Of course, there's a reason for that. Neither Fox nor Marquez is a very good pitcher, relative to the pool of Major League pitchers. Good, Major League-caliber pitchers generally don't sign minor league contracts with rebuilding organizations in the second week of November unless I guess maybe if they're coming off of injury, and neither Fox nor Marquez is coming off of a significant injury.
Let's begin with Fox. This'll all be over quick. Fox was property of the Red Sox in 2011, and apparently he turned down a bigger offer from the Red Sox to sign with the Mariners. At first you think "aw, how sweet" until you realize why he did that. You have insulted us, Matt Fox!
Fox is a nearly-29-year-old righty with four unremarkable games of big league experience. Four games, 31 batters faced, zero strikeouts. He's spent the bulk of the last two years hanging out in triple-A as both a starter and a reliever, and he's been all right, in that he has not been not all right. He likes to work up in the zone, and last season he boosted his strikeouts, which was a good thing since he doesn't do a great job of avoiding the walk. He throws his fastball in the 89-91 range, and he has a pretty normal assortment of offspeed...well I don't want to call them "weapons", but I guess they're weapons, since even a paper clip is a weapon if you use it right. Fox's 2011 was an improvement from his 2010, and it pushed him towards the fringe. In a good way. He was not even on the fringe before.

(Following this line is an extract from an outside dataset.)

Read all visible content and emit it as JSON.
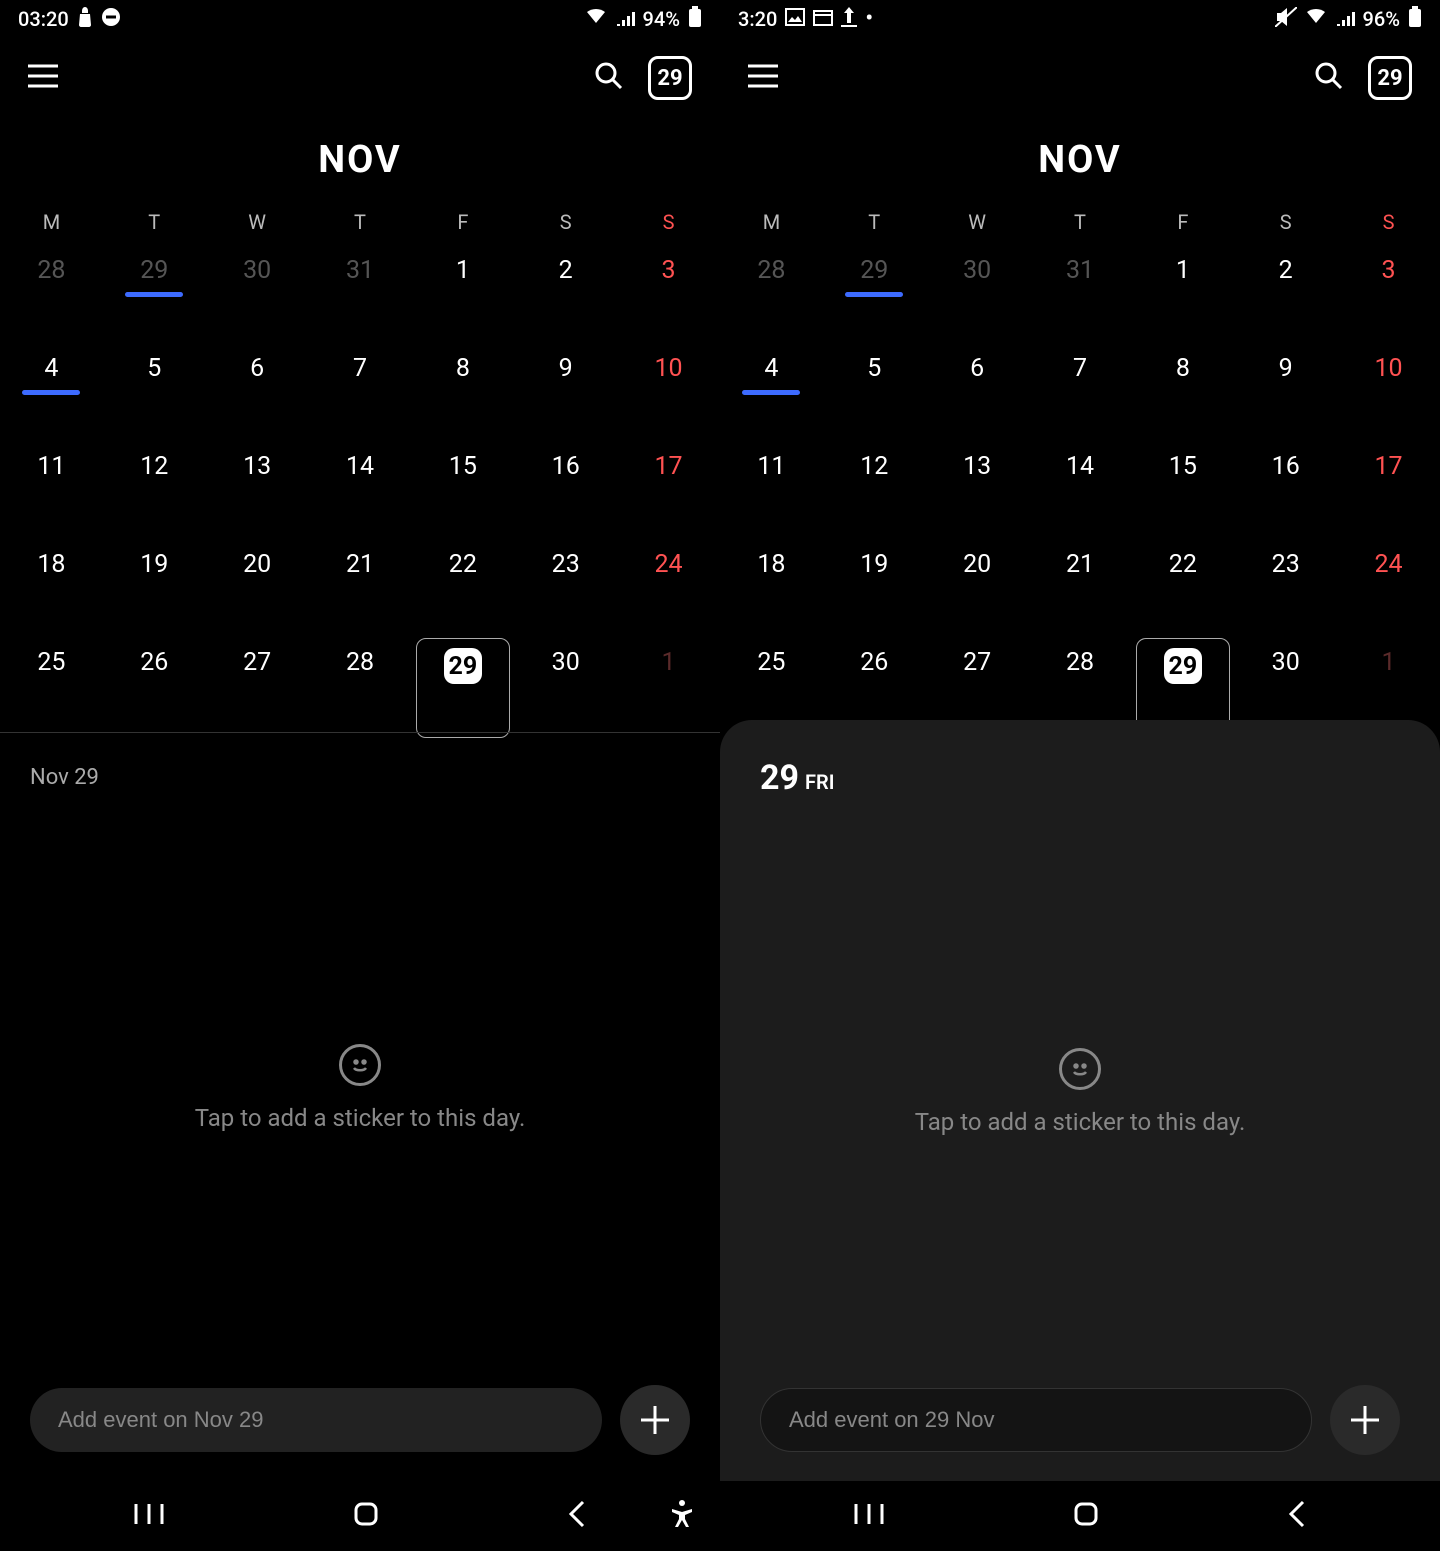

And Marquez is a 27-year-old righty with four unremarkable games of big league experience of his own. He spent 2010 as a starter in triple-A, and he spent 2011 as a starter at a few levels - mostly in triple-A. He actually pitched a little out of the Yankees' bullpen, too, before going down with shoulder inflammation. It's hard to know what to make of him, since his triple-A numbers last season were significantly different from before over a small sample. He can get into the low-90s with his fastball, and he has a sharp slider that makes me think he could have some success as a full-time reliever. I think a lot of triple-A starters could have some success as full-time relievers, and Jeff Marquez is among them.

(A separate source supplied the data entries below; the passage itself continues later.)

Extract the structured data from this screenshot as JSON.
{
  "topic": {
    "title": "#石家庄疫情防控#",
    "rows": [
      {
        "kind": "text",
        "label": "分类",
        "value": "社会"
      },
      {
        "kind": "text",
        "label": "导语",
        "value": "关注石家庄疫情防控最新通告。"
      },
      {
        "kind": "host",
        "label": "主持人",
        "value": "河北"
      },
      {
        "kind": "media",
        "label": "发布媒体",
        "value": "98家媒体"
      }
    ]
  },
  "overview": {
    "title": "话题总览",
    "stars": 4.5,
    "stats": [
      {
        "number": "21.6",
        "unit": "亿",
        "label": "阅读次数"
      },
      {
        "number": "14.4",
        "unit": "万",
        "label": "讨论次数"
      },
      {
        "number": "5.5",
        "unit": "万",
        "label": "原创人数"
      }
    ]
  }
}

So there are your two newest members of the organization. Unless the organization has more recently hired other people, like for HR or accounting or something. I would not write about those people. (Sorry, those people, if you exist and are reading this.) Based almost entirely on nothing, I feel like Marquez has a better chance than Fox of pitching with the Mariners next season, but the odds are that we don't see either of them in the uniform, and, yeah, I'm not gonna lose any sleep over that tonight.